In the immediate aftermath of last year’s stage one craziness, some suggested that a prologue or opening time trial might have mitigated things by imposing a hierarchy on the race before they lined up as a bunch. But all it seems to have done is put the inevitable back by 24 hours.
Why is the first road stage of the Tour such a magnet for unpredictability and chaos? It’s certainly not geographically specific - the grand départ takes place in a different place each year. The narrow roads of Brittany and the twisting roads of the Riviera were cited as causal factors in 2020 and 2019, but the Tour tackles narrow and twisting roads for three weeks every year, and the chaos still manages to concentrate itself into the opening weekend.
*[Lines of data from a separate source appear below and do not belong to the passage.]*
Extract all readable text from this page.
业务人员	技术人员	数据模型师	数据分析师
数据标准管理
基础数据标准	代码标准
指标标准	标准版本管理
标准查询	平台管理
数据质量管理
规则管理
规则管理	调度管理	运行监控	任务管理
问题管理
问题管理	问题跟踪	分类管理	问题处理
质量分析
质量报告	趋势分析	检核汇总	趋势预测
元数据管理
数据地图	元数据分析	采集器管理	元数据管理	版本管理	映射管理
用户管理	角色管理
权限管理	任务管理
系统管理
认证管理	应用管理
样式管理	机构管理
There is no simple answer, because it’s a complex combination of circumstances and inputs. The Tour is the biggest and most important bike race in the world, it is getting bigger and more important every year, and so when all the pent-up expectation, pressure, excitement, tension, nervousness, fear and emotion is finally release, it creates a strange energy all of its own, and it takes a few days to dissipate.
Don’t expect this to change any time soon. The 2024 Tour will start in the Basque Country, a region whose fans are as passionate about bike racing as Flanders and Brittany and whose roads are tough, bumpy and unforgiving. It won’t be a normal grand départ, which is to say that it will be as normal as grand départs can be.